Picking up a blade again!

Discussion in 'Western Martial Arts' started by Mitlov, Mar 31, 2010.

  1. Mitlov

    Mitlov Shiny

    Hi everyone! After eleven years of various East Asian martial arts, I'm back to my first love, fencing. I fenced epee in high school (modern Olympic style); I'm fencing sabre now (once again, modern Olympic style). While I really enjoy what I'm doing now, I also have an interest in the more traditional approach to swordplay, ARMA and all that, particularly when it comes to some of the earlier, heavier weapons (as opposed to rapier), but I've never had the opportunity to train with such a group. Besides, I personally do really like the heavy emphasis on competitive sparring that I get from my current training.

    I do also have a question to ask...is the term WMA generally used to refer specifically to traditional approaches to sword and empty-hand training, or does it encompass modern sport-ified western martial arts as well (from Olympic and pro boxing to freestyle and Greco-Roman wrestling to FIE-rules fencing)?

    Anyway, I'll likely be poking my head in here a bit now, and wanted to do a proper introduction.
    Last edited: Apr 1, 2010
  2. Langenschwert

    Langenschwert Molon Labe

    Awesome.

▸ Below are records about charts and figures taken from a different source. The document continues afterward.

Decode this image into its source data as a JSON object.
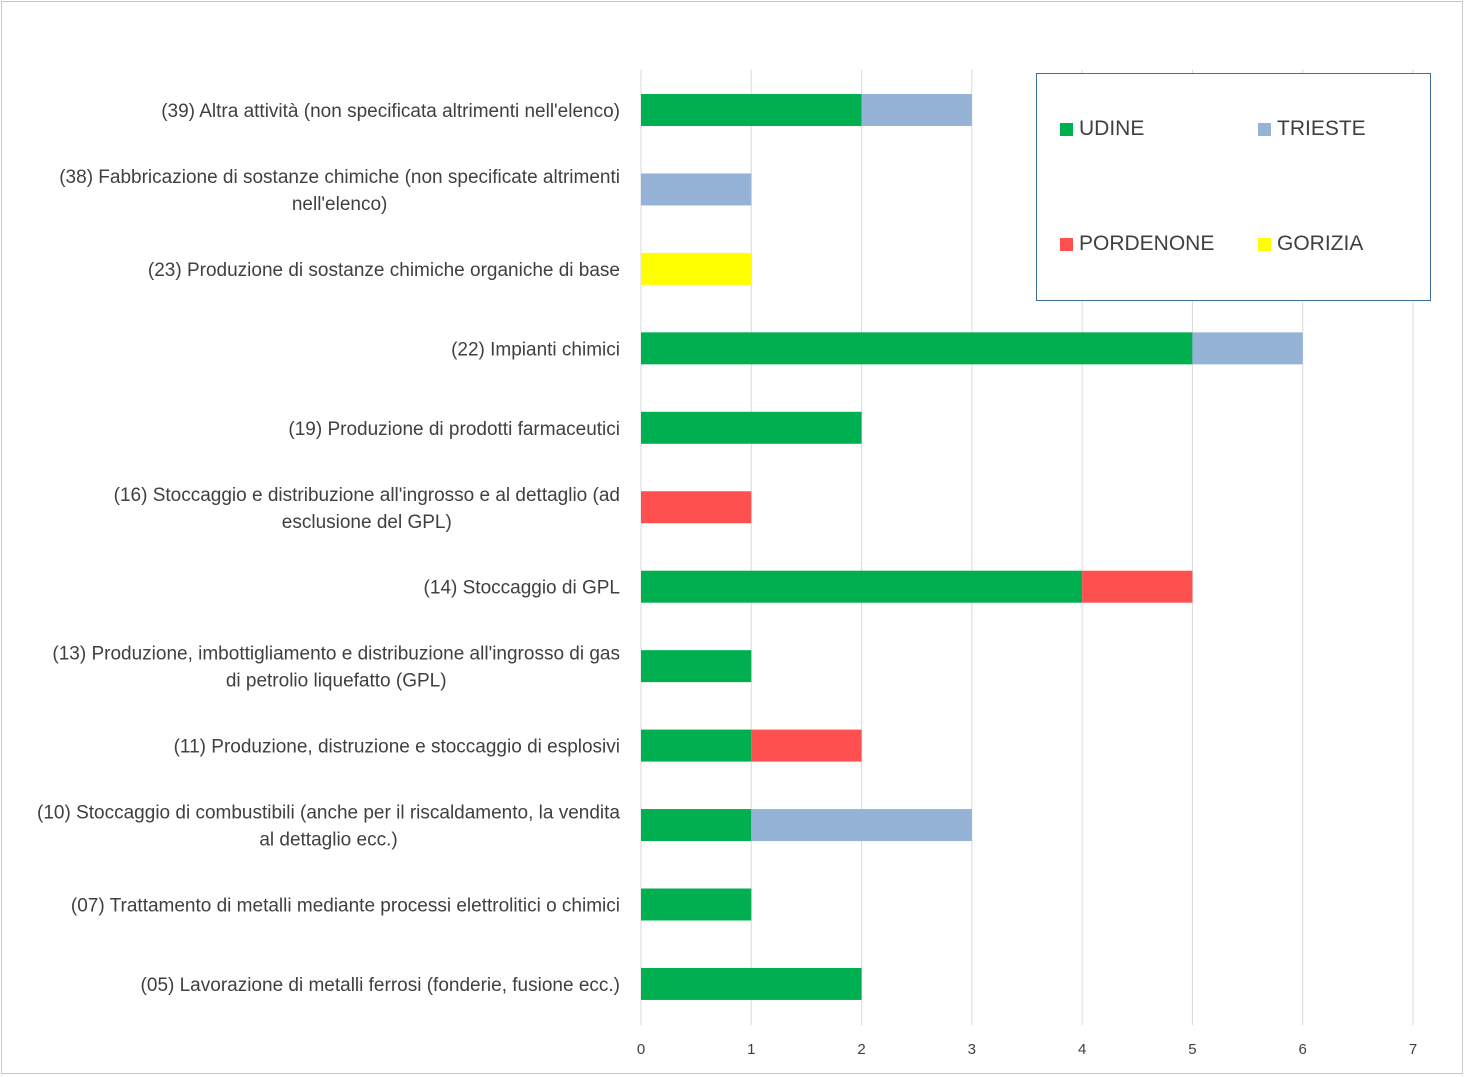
{
  "chart_data": {
    "type": "bar",
    "orientation": "horizontal",
    "stacked": true,
    "categories": [
      "(39) Altra attività  (non specificata altrimenti nell'elenco)",
      "(38) Fabbricazione di sostanze chimiche (non specificate altrimenti nell'elenco)",
      "(23) Produzione di sostanze chimiche organiche di base",
      "(22) Impianti chimici",
      "(19) Produzione di prodotti farmaceutici",
      "(16) Stoccaggio e distribuzione all'ingrosso e al dettaglio (ad esclusione del GPL)",
      "(14) Stoccaggio di GPL",
      "(13) Produzione, imbottigliamento e distribuzione all'ingrosso di gas di petrolio liquefatto (GPL)",
      "(11) Produzione, distruzione e stoccaggio di esplosivi",
      "(10) Stoccaggio di combustibili (anche per il riscaldamento, la vendita al dettaglio ecc.)",
      "(07) Trattamento di metalli mediante processi elettrolitici o chimici",
      "(05) Lavorazione di metalli ferrosi (fonderie, fusione ecc.)"
    ],
    "category_lines": [
      [
        "(39) Altra attività  (non specificata altrimenti nell'elenco)"
      ],
      [
        "(38) Fabbricazione di sostanze chimiche (non specificate altrimenti",
        "nell'elenco)"
      ],
      [
        "(23) Produzione di sostanze chimiche organiche di base"
      ],
      [
        "(22) Impianti chimici"
      ],
      [
        "(19) Produzione di prodotti farmaceutici"
      ],
      [
        "(16) Stoccaggio e distribuzione all'ingrosso e al dettaglio (ad",
        "esclusione del GPL)"
      ],
      [
        "(14) Stoccaggio di GPL"
      ],
      [
        "(13) Produzione, imbottigliamento e distribuzione all'ingrosso di gas",
        "di petrolio liquefatto (GPL)"
      ],
      [
        "(11) Produzione, distruzione e stoccaggio di esplosivi"
      ],
      [
        "(10) Stoccaggio di combustibili (anche per il riscaldamento, la vendita",
        "al dettaglio ecc.)"
      ],
      [
        "(07) Trattamento di metalli mediante processi elettrolitici o chimici"
      ],
      [
        "(05) Lavorazione di metalli ferrosi (fonderie, fusione ecc.)"
      ]
    ],
    "series": [
      {
        "name": "UDINE",
        "color": "#00b050",
        "values": [
          2,
          0,
          0,
          5,
          2,
          0,
          4,
          1,
          1,
          1,
          1,
          2
        ]
      },
      {
        "name": "TRIESTE",
        "color": "#95b3d7",
        "values": [
          1,
          1,
          0,
          1,
          0,
          0,
          0,
          0,
          0,
          2,
          0,
          0
        ]
      },
      {
        "name": "PORDENONE",
        "color": "#ff5050",
        "values": [
          0,
          0,
          0,
          0,
          0,
          1,
          1,
          0,
          1,
          0,
          0,
          0
        ]
      },
      {
        "name": "GORIZIA",
        "color": "#ffff00",
        "values": [
          0,
          0,
          1,
          0,
          0,
          0,
          0,
          0,
          0,
          0,
          0,
          0
        ]
      }
    ],
    "xlim": [
      0,
      7
    ],
    "xticks": [
      "0",
      "1",
      "2",
      "3",
      "4",
      "5",
      "6",
      "7"
    ],
    "grid": "vertical",
    "legend_position": "top-right"
  }
}
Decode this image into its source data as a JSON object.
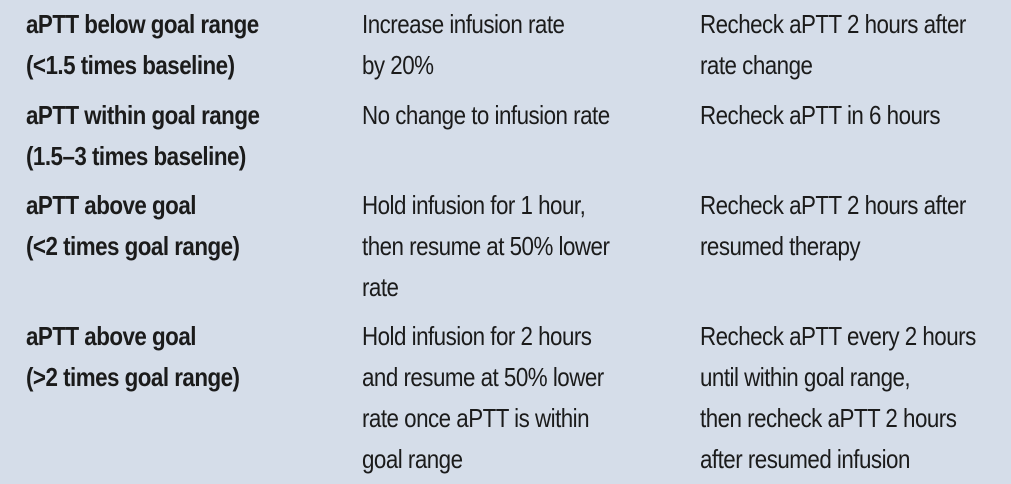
{
  "rows": [
    {
      "condition": [
        "aPTT below goal range",
        "(<1.5 times baseline)"
      ],
      "action": [
        "Increase infusion rate",
        "by 20%"
      ],
      "followup": [
        "Recheck aPTT 2 hours after",
        "rate change"
      ]
    },
    {
      "condition": [
        "aPTT within goal range",
        "(1.5–3 times baseline)"
      ],
      "action": [
        "No change to infusion rate"
      ],
      "followup": [
        "Recheck aPTT in 6 hours"
      ]
    },
    {
      "condition": [
        "aPTT above goal",
        "(<2 times goal range)"
      ],
      "action": [
        "Hold infusion for 1 hour,",
        "then resume at 50% lower",
        "rate"
      ],
      "followup": [
        "Recheck aPTT 2 hours after",
        "resumed therapy"
      ]
    },
    {
      "condition": [
        "aPTT above goal",
        "(>2 times goal range)"
      ],
      "action": [
        "Hold infusion for 2 hours",
        "and resume at 50% lower",
        "rate once aPTT is within",
        "goal range"
      ],
      "followup": [
        "Recheck aPTT every 2 hours",
        "until within goal range,",
        "then recheck aPTT 2 hours",
        "after resumed infusion"
      ]
    }
  ]
}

Enjoy your sabre fencing!

    WMA applies to basically any Western fighting art, not only the reconstructed ones. So Jogo so Pau and La Canne are WMA, and so is Italian longsword.

    Best regards,


    Edit: Just noticed your location! Be sure to get a taste of classical Italian duelling sabre at the Northwest Academy of Arms: http://www.northwestacademyofarms.com/ it would be well worth the road trip!
    Last edited: Mar 31, 2010
  3. Mitlov

    Mitlov Shiny

    Hey, thanks for bringing that to my attention! It's a little bit of a drive (three hours each way, to be exact), but I'll check it out some time.
  4. 47MartialMan

    47MartialMan Valued Member

    I'm picking up fencing again also...I have the perimeter of a whole yard to fence... :)

    Actually, I think fencing, the art, sport is great.
  5. YouKnowWho

    YouKnowWho Valued Member

    One of my favor move is to press my sword on my opponent's sword. Remain contact and slide my sword along my opponent's sword. The tip of my sword points to my right (my opponent's left). I then run toward to my left (my opponent's right) and use the tip of my sword to cut my opponent's throat. I feel very safe in this attack because I know exactly where my opponent's sword is. I also know that since my moving path, my opponent's sword can not reach me at that moment (if I move in fast enough).

    Not sure this move is used in western fencing though.
    Last edited: Apr 1, 2010
  6. DavidRPAcker

    DavidRPAcker New Member

    I'll second that reccomendation. I've never met Maestro Hayes, but I've crossed blades with David Borland many times. He's a joy to fence rapier with. Very clean, and so technical that even if you kick his butt, he can tell you every little thing you did wrong, and be absolutely correct. I've never crossed blades with him without walking away a better fencer.

    I will never do singlestick with him again though. That was a lifetimes worth of swift lesson learned in about 30 blows...over about about ten seconds. Ouch. :)
  7. Mitlov

    Mitlov Shiny

    This is an area where skills don't cross over. That wouldn't work in Olympic sabre.

    Just so you know how different Olympic sabre is from traditional Chinese sabre are, this is the gold medal match from Beijing 2008 in men's individual sabre:

    [ame="http://www.youtube.com/watch?v=wIgQhBdc0eA"]Beijing 2008 - MSI - GOLD - Zhong CHN v Lopez FRA - 1 of 2 - YouTube[/ame]
  8. YouKnowWho

    YouKnowWho Valued Member

    You are right, it may work better with long and heavy 2 hands holding sword.
  9. DavidRPAcker

    DavidRPAcker New Member

    The standard response to that sort of action is simply to drop the tip of the sword and gut you as you move forward.

    You need more elaborate setup. Marozzo recommends a few similiar actions, but they involve some fairly advanced footwork, very advanced timing, and the use of selective grappling.

    I recommend you spar more with advanced fencers.
  10. Polar Bear

    Polar Bear Moved on

    I have seen one of his Fiore longsword seminars. It was ok, some of the techniques wouldn't never work in a free environment and while he talks alot about principles in his classes, I felt he didn't explain them well to the class. As a result the seminar was very technique driven. A problem I find alot in WMA in general.
    His fighting skills are above average for WMA but lacks aggression and the explosive power of the top fighters. He is probably too nice a guy.
    Overall, he is probably a good teacher to start you out on your WMA journey.

    The Bear.
  11. Louie

    Louie STUNT DAD Supporter

    Hi Mitlov
    Welcome to the WMA section of MAP and good luck with the training.